I'm worried about school, and how there's never enough time to get everything done. And I know that I say "there isn't enough time" right after I spend two hours watching Netflix. But I have to have some time to relax and take care of myself, and if I run out of time, guess which thing gets cut; the homework or the self-care? And if I don't do well on my work, what kind of student am I? School is the only thing I'm good at, and what if I can't even keep up in that arena?

I'm worried about work for my dad's company, especially when he goes out of town. I feel like the company "needs" things from me, and as much as I care about my family, and as much as I want to make them my first priority, I just can't seem to get everything done there either, and it feels like floundering.

I worry about my relationship with Ari. It's hard enough having a relationship which only allows for about four days of togetherness every two or three months, but we're also trying to figure out how to move ahead together in the future, and we have should-we-shouldn't-we conversations about so many possibilities, all of them terrifying for us in one way or another. I feel sometimes like things would be better for her if she weren't dating someone so far away and didn't have to worry about things like moving, and there's always the "I'm sorry you have to risk alienating your whole family just to date me" insanity that goes hand-in-hand with this kind of thing.

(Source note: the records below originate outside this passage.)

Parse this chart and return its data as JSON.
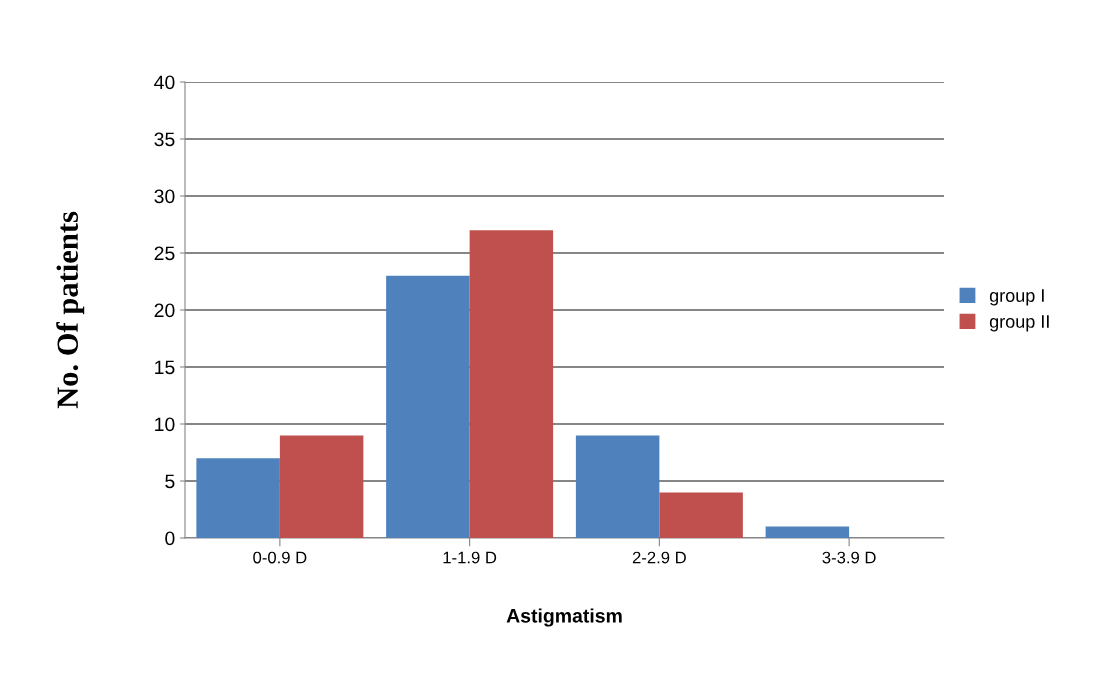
{
  "chart_data": {
    "type": "bar",
    "xlabel": "Astigmatism",
    "ylabel": "No. Of patients",
    "categories": [
      "0-0.9 D",
      "1-1.9 D",
      "2-2.9 D",
      "3-3.9 D"
    ],
    "series": [
      {
        "name": "group I",
        "color": "#4f81bd",
        "values": [
          7,
          23,
          9,
          1
        ]
      },
      {
        "name": "group II",
        "color": "#c0504d",
        "values": [
          9,
          27,
          4,
          0
        ]
      }
    ],
    "ylim": [
      0,
      40
    ],
    "yticks": [
      0,
      5,
      10,
      15,
      20,
      25,
      30,
      35,
      40
    ],
    "grid": "y",
    "legend": "right"
  }
}
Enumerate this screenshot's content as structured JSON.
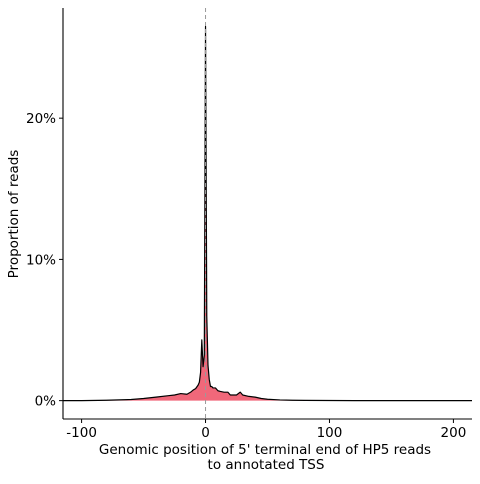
{
  "chart_data": {
    "type": "area",
    "title": "",
    "xlabel_lines": [
      "Genomic position of 5' terminal end of HP5 reads",
      "to annotated TSS"
    ],
    "ylabel": "Proportion of reads",
    "xlim": [
      -115,
      215
    ],
    "ylim": [
      -0.013,
      0.278
    ],
    "x_ticks": [
      -100,
      0,
      100,
      200
    ],
    "x_tick_labels": [
      "-100",
      "0",
      "100",
      "200"
    ],
    "y_ticks": [
      0,
      0.1,
      0.2
    ],
    "y_tick_labels": [
      "0%",
      "10%",
      "20%"
    ],
    "reference_line_x": 0,
    "grid": false,
    "legend": "none",
    "fill_color": "#f0687a",
    "line_color": "#000000",
    "series": [
      {
        "x": [
          -115,
          -100,
          -80,
          -60,
          -50,
          -40,
          -30,
          -25,
          -20,
          -15,
          -12,
          -10,
          -8,
          -6,
          -5,
          -4,
          -3,
          -2,
          -1,
          0,
          1,
          2,
          3,
          4,
          5,
          6,
          8,
          10,
          12,
          15,
          18,
          20,
          25,
          28,
          30,
          35,
          40,
          45,
          50,
          60,
          70,
          80,
          100,
          120,
          150,
          180,
          215
        ],
        "y": [
          0.0,
          0.0,
          0.0003,
          0.0008,
          0.0015,
          0.0025,
          0.0035,
          0.004,
          0.005,
          0.0045,
          0.006,
          0.0075,
          0.0085,
          0.011,
          0.013,
          0.02,
          0.043,
          0.024,
          0.032,
          0.265,
          0.06,
          0.025,
          0.015,
          0.01,
          0.01,
          0.009,
          0.009,
          0.007,
          0.0065,
          0.006,
          0.006,
          0.004,
          0.004,
          0.006,
          0.004,
          0.003,
          0.0025,
          0.0015,
          0.001,
          0.0005,
          0.0003,
          0.0002,
          0.0001,
          0.0,
          0.0,
          0.0,
          0.0
        ]
      }
    ]
  }
}
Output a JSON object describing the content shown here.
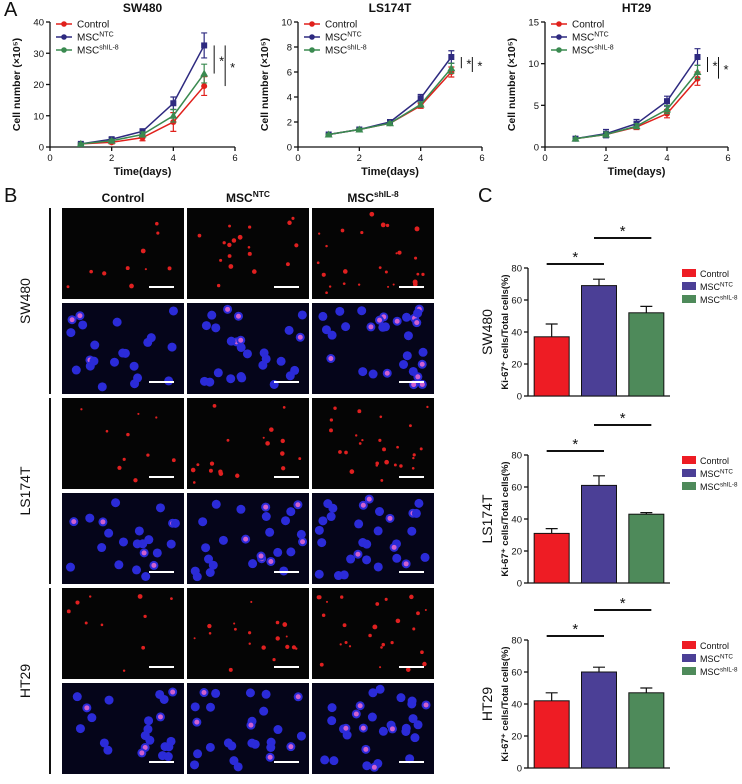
{
  "panels": {
    "a": "A",
    "b": "B",
    "c": "C"
  },
  "images": {
    "columns": [
      {
        "name": "Control"
      },
      {
        "name": "MSC",
        "sup": "NTC"
      },
      {
        "name": "MSC",
        "sup": "shIL-8"
      }
    ],
    "rows": [
      "SW480",
      "LS174T",
      "HT29"
    ]
  },
  "chart_data": [
    {
      "type": "line",
      "title": "SW480",
      "xlabel": "Time(days)",
      "ylabel": "Cell number (×10⁵)",
      "x": [
        1,
        2,
        3,
        4,
        5
      ],
      "xlim": [
        0,
        6
      ],
      "xticks": [
        0,
        2,
        4,
        6
      ],
      "ylim": [
        0,
        40
      ],
      "yticks": [
        0,
        10,
        20,
        30,
        40
      ],
      "series": [
        {
          "name": "Control",
          "color": "#e0201b",
          "marker": "circle",
          "values": [
            1,
            1.5,
            3,
            8,
            19.5
          ],
          "errors": [
            0.3,
            0.5,
            1,
            3,
            3
          ]
        },
        {
          "name": "MSC",
          "sup": "NTC",
          "color": "#2e2a80",
          "marker": "square",
          "values": [
            1,
            2.5,
            5,
            14,
            32.5
          ],
          "errors": [
            0.3,
            0.5,
            0.8,
            2,
            4
          ]
        },
        {
          "name": "MSC",
          "sup": "shIL-8",
          "color": "#3a8a50",
          "marker": "triangle",
          "values": [
            1,
            2,
            4,
            10,
            23.5
          ],
          "errors": [
            0.3,
            0.5,
            0.8,
            2,
            3
          ]
        }
      ],
      "annotations": [
        "*",
        "*"
      ]
    },
    {
      "type": "line",
      "title": "LS174T",
      "xlabel": "Time(days)",
      "ylabel": "Cell number (×10⁵)",
      "x": [
        1,
        2,
        3,
        4,
        5
      ],
      "xlim": [
        0,
        6
      ],
      "xticks": [
        0,
        2,
        4,
        6
      ],
      "ylim": [
        0,
        10
      ],
      "yticks": [
        0,
        2,
        4,
        6,
        8,
        10
      ],
      "series": [
        {
          "name": "Control",
          "color": "#e0201b",
          "marker": "circle",
          "values": [
            1,
            1.4,
            1.9,
            3.3,
            6
          ],
          "errors": [
            0.05,
            0.1,
            0.1,
            0.2,
            0.4
          ]
        },
        {
          "name": "MSC",
          "sup": "NTC",
          "color": "#2e2a80",
          "marker": "square",
          "values": [
            1,
            1.4,
            2,
            3.9,
            7.2
          ],
          "errors": [
            0.05,
            0.1,
            0.1,
            0.3,
            0.5
          ]
        },
        {
          "name": "MSC",
          "sup": "shIL-8",
          "color": "#3a8a50",
          "marker": "triangle",
          "values": [
            1,
            1.4,
            1.9,
            3.4,
            6.3
          ],
          "errors": [
            0.05,
            0.1,
            0.1,
            0.2,
            0.4
          ]
        }
      ],
      "annotations": [
        "*",
        "*"
      ]
    },
    {
      "type": "line",
      "title": "HT29",
      "xlabel": "Time(days)",
      "ylabel": "Cell number (×10⁵)",
      "x": [
        1,
        2,
        3,
        4,
        5
      ],
      "xlim": [
        0,
        6
      ],
      "xticks": [
        0,
        2,
        4,
        6
      ],
      "ylim": [
        0,
        15
      ],
      "yticks": [
        0,
        5,
        10,
        15
      ],
      "series": [
        {
          "name": "Control",
          "color": "#e0201b",
          "marker": "circle",
          "values": [
            1,
            1.5,
            2.4,
            4,
            8.2
          ],
          "errors": [
            0.1,
            0.3,
            0.3,
            0.5,
            0.8
          ]
        },
        {
          "name": "MSC",
          "sup": "NTC",
          "color": "#2e2a80",
          "marker": "square",
          "values": [
            1,
            1.6,
            2.8,
            5.5,
            10.8
          ],
          "errors": [
            0.1,
            0.5,
            0.5,
            0.6,
            1
          ]
        },
        {
          "name": "MSC",
          "sup": "shIL-8",
          "color": "#3a8a50",
          "marker": "triangle",
          "values": [
            1,
            1.5,
            2.5,
            4.5,
            9
          ],
          "errors": [
            0.1,
            0.3,
            0.3,
            0.5,
            0.8
          ]
        }
      ],
      "annotations": [
        "*",
        "*"
      ]
    },
    {
      "type": "bar",
      "title": "SW480",
      "ylabel": "Ki-67⁺ cells/Total cells(%)",
      "ylim": [
        0,
        80
      ],
      "yticks": [
        0,
        20,
        40,
        60,
        80
      ],
      "series": [
        {
          "name": "Control",
          "color": "#ee1c24",
          "values": [
            37
          ],
          "errors": [
            8
          ]
        },
        {
          "name": "MSC",
          "sup": "NTC",
          "color": "#4b3f96",
          "values": [
            69
          ],
          "errors": [
            4
          ]
        },
        {
          "name": "MSC",
          "sup": "shIL-8",
          "color": "#4e8a5a",
          "values": [
            52
          ],
          "errors": [
            4
          ]
        }
      ],
      "annotations": [
        "*",
        "*"
      ]
    },
    {
      "type": "bar",
      "title": "LS174T",
      "ylabel": "Ki-67⁺ cells/Total cells(%)",
      "ylim": [
        0,
        80
      ],
      "yticks": [
        0,
        20,
        40,
        60,
        80
      ],
      "series": [
        {
          "name": "Control",
          "color": "#ee1c24",
          "values": [
            31
          ],
          "errors": [
            3
          ]
        },
        {
          "name": "MSC",
          "sup": "NTC",
          "color": "#4b3f96",
          "values": [
            61
          ],
          "errors": [
            6
          ]
        },
        {
          "name": "MSC",
          "sup": "shIL-8",
          "color": "#4e8a5a",
          "values": [
            43
          ],
          "errors": [
            1
          ]
        }
      ],
      "annotations": [
        "*",
        "*"
      ]
    },
    {
      "type": "bar",
      "title": "HT29",
      "ylabel": "Ki-67⁺ cells/Total cells(%)",
      "ylim": [
        0,
        80
      ],
      "yticks": [
        0,
        20,
        40,
        60,
        80
      ],
      "series": [
        {
          "name": "Control",
          "color": "#ee1c24",
          "values": [
            42
          ],
          "errors": [
            5
          ]
        },
        {
          "name": "MSC",
          "sup": "NTC",
          "color": "#4b3f96",
          "values": [
            60
          ],
          "errors": [
            3
          ]
        },
        {
          "name": "MSC",
          "sup": "shIL-8",
          "color": "#4e8a5a",
          "values": [
            47
          ],
          "errors": [
            3
          ]
        }
      ],
      "annotations": [
        "*",
        "*"
      ]
    }
  ]
}
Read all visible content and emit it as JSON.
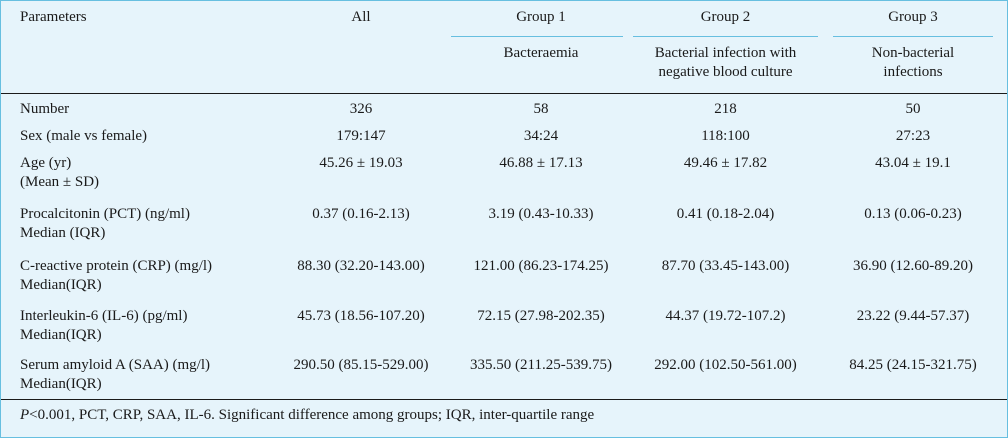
{
  "header": {
    "parameters": "Parameters",
    "all": "All",
    "groups": [
      {
        "title": "Group 1",
        "subtitle_lines": [
          "Bacteraemia"
        ]
      },
      {
        "title": "Group 2",
        "subtitle_lines": [
          "Bacterial infection with",
          "negative blood culture"
        ]
      },
      {
        "title": "Group 3",
        "subtitle_lines": [
          "Non-bacterial",
          "infections"
        ]
      }
    ]
  },
  "rows": [
    {
      "label_lines": [
        "Number"
      ],
      "values": [
        "326",
        "58",
        "218",
        "50"
      ]
    },
    {
      "label_lines": [
        "Sex (male vs female)"
      ],
      "values": [
        "179:147",
        "34:24",
        "118:100",
        "27:23"
      ]
    },
    {
      "label_lines": [
        "Age (yr)",
        "(Mean ± SD)"
      ],
      "values": [
        "45.26 ± 19.03",
        "46.88 ± 17.13",
        "49.46 ± 17.82",
        "43.04 ± 19.1"
      ]
    },
    {
      "label_lines": [
        "Procalcitonin (PCT) (ng/ml)",
        "Median (IQR)"
      ],
      "values": [
        "0.37 (0.16-2.13)",
        "3.19 (0.43-10.33)",
        "0.41 (0.18-2.04)",
        "0.13 (0.06-0.23)"
      ]
    },
    {
      "label_lines": [
        "C-reactive protein (CRP) (mg/l)",
        "Median(IQR)"
      ],
      "values": [
        "88.30 (32.20-143.00)",
        "121.00 (86.23-174.25)",
        "87.70 (33.45-143.00)",
        "36.90 (12.60-89.20)"
      ]
    },
    {
      "label_lines": [
        "Interleukin-6 (IL-6) (pg/ml)",
        "Median(IQR)"
      ],
      "values": [
        "45.73 (18.56-107.20)",
        "72.15 (27.98-202.35)",
        "44.37 (19.72-107.2)",
        "23.22 (9.44-57.37)"
      ]
    },
    {
      "label_lines": [
        "Serum amyloid A (SAA) (mg/l)",
        "Median(IQR)"
      ],
      "values": [
        "290.50 (85.15-529.00)",
        "335.50 (211.25-539.75)",
        "292.00 (102.50-561.00)",
        "84.25 (24.15-321.75)"
      ]
    }
  ],
  "footnote": {
    "italic_part": "P",
    "rest": "<0.001, PCT, CRP, SAA, IL-6. Significant difference among groups; IQR, inter-quartile range"
  },
  "colors": {
    "panel_bg": "#e6f4fb",
    "panel_border": "#67bfe0",
    "rules": "#1a1a1a"
  }
}
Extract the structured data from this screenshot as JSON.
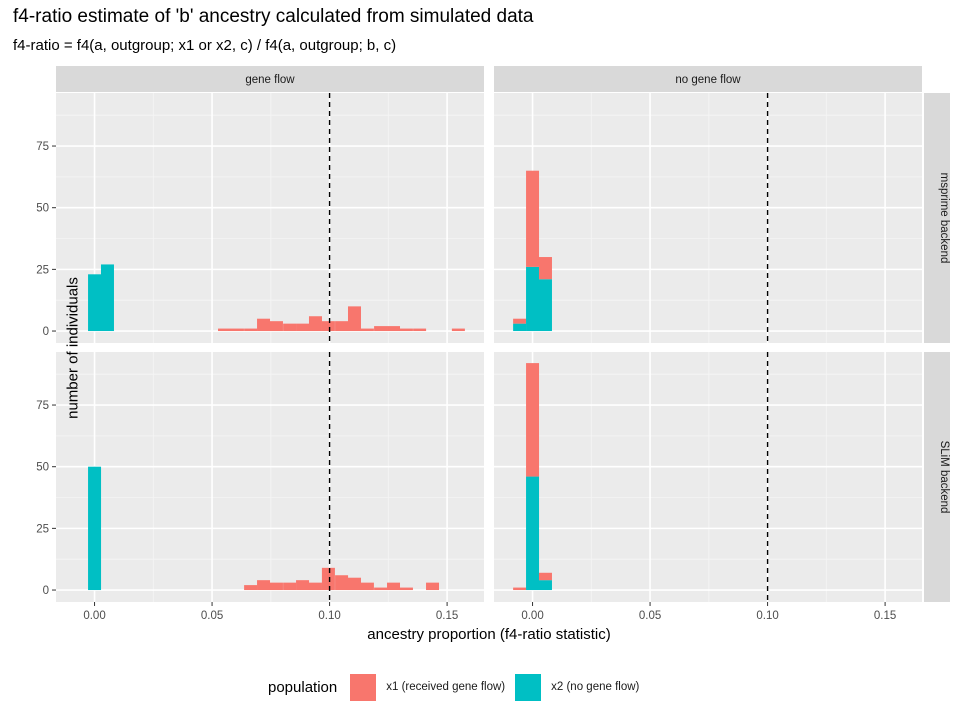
{
  "chart_data": {
    "type": "bar",
    "subtype": "stacked histogram (faceted)",
    "title": "f4-ratio estimate of 'b' ancestry calculated from simulated data",
    "subtitle": "f4-ratio = f4(a, outgroup; x1 or x2, c) / f4(a, outgroup; b, c)",
    "xlabel": "ancestry proportion (f4-ratio statistic)",
    "ylabel": "number of individuals",
    "xlim": [
      -0.0164,
      0.1657
    ],
    "ylim": [
      -4.85,
      96.5
    ],
    "xticks": [
      0.0,
      0.05,
      0.1,
      0.15
    ],
    "xtick_labels": [
      "0.00",
      "0.05",
      "0.10",
      "0.15"
    ],
    "yticks": [
      0,
      25,
      50,
      75
    ],
    "ytick_labels": [
      "0",
      "25",
      "50",
      "75"
    ],
    "bin_width": 0.00553,
    "reference_line": {
      "x": 0.1,
      "style": "dashed",
      "color": "#000000"
    },
    "grid": true,
    "legend": {
      "title": "population",
      "position": "bottom",
      "entries": [
        {
          "key": "x1",
          "label": "x1 (received gene flow)",
          "color": "#F8766D"
        },
        {
          "key": "x2",
          "label": "x2 (no gene flow)",
          "color": "#00BFC4"
        }
      ]
    },
    "facet_cols": [
      "gene flow",
      "no gene flow"
    ],
    "facet_rows": [
      "msprime backend",
      "SLiM backend"
    ],
    "panels": [
      {
        "col": "gene flow",
        "row": "msprime backend",
        "bins": [
          {
            "x": -0.0,
            "x1": 0,
            "x2": 23
          },
          {
            "x": 0.0055,
            "x1": 0,
            "x2": 27
          },
          {
            "x": 0.0553,
            "x1": 1,
            "x2": 0
          },
          {
            "x": 0.0608,
            "x1": 1,
            "x2": 0
          },
          {
            "x": 0.0664,
            "x1": 1,
            "x2": 0
          },
          {
            "x": 0.0719,
            "x1": 5,
            "x2": 0
          },
          {
            "x": 0.0774,
            "x1": 4,
            "x2": 0
          },
          {
            "x": 0.083,
            "x1": 3,
            "x2": 0
          },
          {
            "x": 0.0885,
            "x1": 3,
            "x2": 0
          },
          {
            "x": 0.094,
            "x1": 6,
            "x2": 0
          },
          {
            "x": 0.0995,
            "x1": 4,
            "x2": 0
          },
          {
            "x": 0.1051,
            "x1": 4,
            "x2": 0
          },
          {
            "x": 0.1106,
            "x1": 10,
            "x2": 0
          },
          {
            "x": 0.1161,
            "x1": 1,
            "x2": 0
          },
          {
            "x": 0.1217,
            "x1": 2,
            "x2": 0
          },
          {
            "x": 0.1272,
            "x1": 2,
            "x2": 0
          },
          {
            "x": 0.1327,
            "x1": 1,
            "x2": 0
          },
          {
            "x": 0.1383,
            "x1": 1,
            "x2": 0
          },
          {
            "x": 0.1548,
            "x1": 1,
            "x2": 0
          }
        ]
      },
      {
        "col": "no gene flow",
        "row": "msprime backend",
        "bins": [
          {
            "x": -0.0055,
            "x1": 2,
            "x2": 3
          },
          {
            "x": 0.0,
            "x1": 39,
            "x2": 26
          },
          {
            "x": 0.0055,
            "x1": 9,
            "x2": 21
          }
        ]
      },
      {
        "col": "gene flow",
        "row": "SLiM backend",
        "bins": [
          {
            "x": 0.0,
            "x1": 0,
            "x2": 50
          },
          {
            "x": 0.0664,
            "x1": 2,
            "x2": 0
          },
          {
            "x": 0.0719,
            "x1": 4,
            "x2": 0
          },
          {
            "x": 0.0774,
            "x1": 3,
            "x2": 0
          },
          {
            "x": 0.083,
            "x1": 3,
            "x2": 0
          },
          {
            "x": 0.0885,
            "x1": 4,
            "x2": 0
          },
          {
            "x": 0.094,
            "x1": 3,
            "x2": 0
          },
          {
            "x": 0.0995,
            "x1": 9,
            "x2": 0
          },
          {
            "x": 0.1051,
            "x1": 6,
            "x2": 0
          },
          {
            "x": 0.1106,
            "x1": 5,
            "x2": 0
          },
          {
            "x": 0.1161,
            "x1": 3,
            "x2": 0
          },
          {
            "x": 0.1217,
            "x1": 1,
            "x2": 0
          },
          {
            "x": 0.1272,
            "x1": 3,
            "x2": 0
          },
          {
            "x": 0.1327,
            "x1": 1,
            "x2": 0
          },
          {
            "x": 0.1438,
            "x1": 3,
            "x2": 0
          }
        ]
      },
      {
        "col": "no gene flow",
        "row": "SLiM backend",
        "bins": [
          {
            "x": -0.0055,
            "x1": 1,
            "x2": 0
          },
          {
            "x": 0.0,
            "x1": 46,
            "x2": 46
          },
          {
            "x": 0.0055,
            "x1": 3,
            "x2": 4
          }
        ]
      }
    ]
  }
}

All this keeps me up at night, and it wraps itself around my heart, which already feels heavy with information and light on faith. Last weekend when Ari and I found ourselves in the Harvard bookstore I made my way to the religion section, and after browsing through a few shelves I thought "what am I looking for?" The answer came back, "something to make me believe again."

As we like to say in seminary, "it's not that I'm having a crisis of faith.........I'm just having a crisis of faith." Well, get used to it, kids. That's what we're here for. We fall apart, together. We're all throwing ourselves heart-first into things we don't understand, and trying to measure and calculate a feeling that has driven most of the world to prayer directed towards something we can't see. This was never going to be easy. But in the night, when you think to yourself, "I am not good enough for this. I don't know enough. I messed it all up, and I can't find a way back," you are already loved, and already forgiven. 

And I remember that, even though at the same time I am still scared to death about what my supervising pastor will say, or what my professors will say, or what my parents will say. God has promised to love me no matter what; people are much harder to read. 

I don't know what exactly I'm going to do with all of these worries yet, but one thing I realized yesterday; I don't think God wants me to literally make myself crazy trying to get ahead, and if God does love me like everything I read seems to say, then God wants me to be healthy. I heard it this morning during communion in the words "take, eat," and my body with its anxious stomach and bloodshot eyes said, "I don't think I can," but we got bread anyway. This morning I felt like the one lost sheep who gets separated from the ninety-nine; my health (my life, the Hebrew would say) is important too, even though I'm just one among many. Just being that one sheep is important, even if I'm not a particularly good sheep.

And I am thankful for a God that has chosen to ignore the numbers and come find me when I'm lost, because I feel lost right now. I'd like to start making my way home.